Adds setup metadata — environment variable descriptions, help URLs, and optionally service detection and credential validation.

register(): ConnectorRegistration {
  return {
    id: 'github',
    source: GitHubSource,
    setup: {
      env_vars: [
        {
          name: 'GITHUB_TOKEN',
          description: 'Personal access token (repo scope)',
          help_url: 'https://github.com/settings/tokens/new?scopes=repo'
        }
      ],
    },
    credential_validators: {
      GITHUB_TOKEN: { validate: async (token) => { /* test API call */ } },
    },
  };
}

At this stage, orgloop env shows which variables are set and which are missing, with actionable guidance for each one. orgloop doctor can validate that credentials actually work, not just that they exist.

Stage 3: Self-Service

Adds credential_acquirers — the connector can obtain credentials itself through OAuth flows or API calls.

credential_acquirers: {
  GITHUB_TOKEN: {
    type: 'oauth',
    oauth: {
      authorize_url: 'https://github.com/login/oauth/authorize',
      token_url: 'https://github.com/login/oauth/access_token',
      scopes: ['repo', 'read:org'],
      client_id: 'orgloop-github-app-id',
    },
    acquire: async () => { /* open browser, run OAuth flow */ },
  },
},

At this stage, orgloop setup can walk the user through credential acquisition without leaving the terminal. No manual token pasting.

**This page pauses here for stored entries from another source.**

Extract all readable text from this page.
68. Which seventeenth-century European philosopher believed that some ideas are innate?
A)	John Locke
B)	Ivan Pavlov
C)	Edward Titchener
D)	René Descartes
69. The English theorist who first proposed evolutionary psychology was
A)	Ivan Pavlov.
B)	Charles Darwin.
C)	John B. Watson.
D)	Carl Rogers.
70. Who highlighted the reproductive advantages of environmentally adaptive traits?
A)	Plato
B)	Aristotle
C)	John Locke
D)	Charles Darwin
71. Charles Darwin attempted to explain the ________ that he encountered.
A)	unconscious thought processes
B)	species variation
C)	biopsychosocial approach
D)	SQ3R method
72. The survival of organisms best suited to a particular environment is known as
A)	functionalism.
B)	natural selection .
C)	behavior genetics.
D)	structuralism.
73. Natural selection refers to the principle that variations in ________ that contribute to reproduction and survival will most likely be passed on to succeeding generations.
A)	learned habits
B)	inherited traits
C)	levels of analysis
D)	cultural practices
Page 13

Each stage is backward-compatible. A Stage 1 connector works fine — it just provides less guidance. orgloop doctor and external tools gracefully degrade based on what the connector reports.

The Orchestrator Vision

A sister project, orgctl, reads the same module manifest and handles what OrgLoop deliberately does not: service installation, credential brokering, cross-system configuration.

# The vision
orgctl bootstrap @orgloop/module-engineering --github-repo my-org/my-repo

# orgctl does:
# 1. npm install (connector deps)
# 2. Install services (brew install openclaw && openclaw start)
# 3. Wait for health checks
# 4. Broker credentials (GitHub OAuth, OpenClaw token generation)
# 5. Write .env
# 6. orgloop add module engineering --non-interactive
# 7. orgloop start

OrgLoop does not know or care that orgctl exists. It reads the same YAML it always reads. The orchestrator is a consumer of OrgLoop’s stable interfaces.

Interface Commitments

These interfaces are designed for external consumption and should be treated as stable:

1. Module manifest schema — Published as JSON Schema from @orgloop/sdk. External tools validate against it.
2. orgloop doctor --json — Machine-readable environment diagnostics. The API between OrgLoop and any orchestration tool.
3. --non-interactive flags — On orgloop add module and orgloop setup. Enables scripted and automated installation.
4. ConnectorRegistration extensions — setup, service_detector, credential_validators, and future credential_acquirers. The building blocks for progressive DX.

DX Progression

The path from today to the vision is incremental. Each stage is reachable without the previous one.

Today:

orgloop init -> orgloop env (shows what's needed) -> manually fix -> orgloop start

User does manual service installation and credential creation. OrgLoop guides honestly.

Tomorrow (connector maturity):

orgloop init -> orgloop setup (OAuth prompts, auto-detection) -> orgloop start

Connectors at Stage 2-3 handle credential acquisition. No manual token pasting.

Vision (orchestrator):

orgctl bootstrap @orgloop/module-engineering -> done

One command. Blank machine to running organization.

The orchestrator does not require Stage 3 connectors (it can install services and prompt for tokens). Stage 3 connectors do not require the orchestrator (they work in orgloop setup). The pieces compose independently.